More than eight decades after it was installed, a memorial to the three 19th-century sibling novelists in London’s Westminster Abbey was amended Thursday to restore the diaereses – the two dots over the e in their surname.

The dots — which indicate that the name is pronounced “brontay” rather than “bront” — were omitted when the stone tablet commemorating Charlotte, Emily and Anne was erected in the abbey’s Poets’ Corner in October 1939, just after the outbreak of World War II.

They were restored after Brontë historian Sharon Wright, editor of the Brontë Society Gazette, raised the issue with Dean of Westminster David Hoyle. The abbey asked its stonemason to tap in the dots and its conservator to paint them.

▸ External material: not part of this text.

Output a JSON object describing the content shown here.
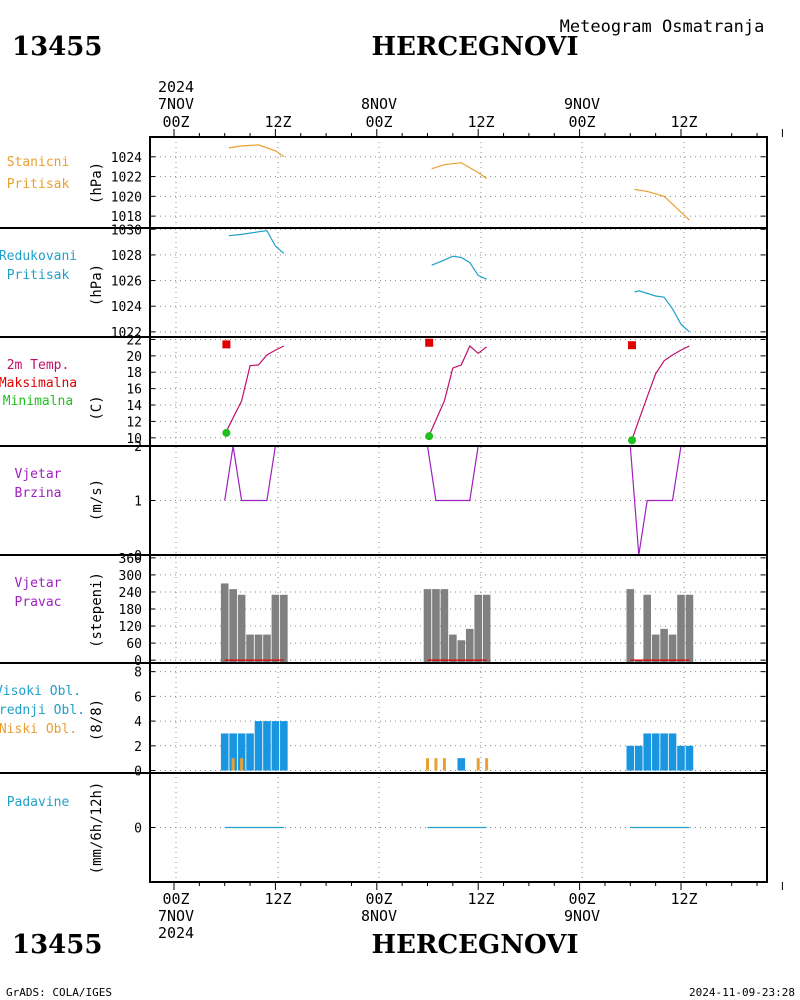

“There’s no paper record for anyone complaining about this or mentioning this, so I just wanted to put it right, really,” Wright said. “These three Yorkshire women deserve their place here, but they also deserve to have their name spelled correctly.”

It’s believed the writers’ Irish father Patrick changed the spelling of his surname from Brunty or Prunty when he went to university in England.

Raised on the wild Yorkshire moors, all three sisters died before they were 40, leaving enduring novels including Charlotte’s “Jane Eyre,” Emily’s “Wuthering Heights” and Anne’s “The Tenant of Wildfell Hall.”

Rebecca Yorke, director of the Brontë Society, welcomed the restoration.

“As the Brontës and their work are loved and respected all over the world, it’s entirely appropriate that their name is spelled correctly on their memorial,” she said.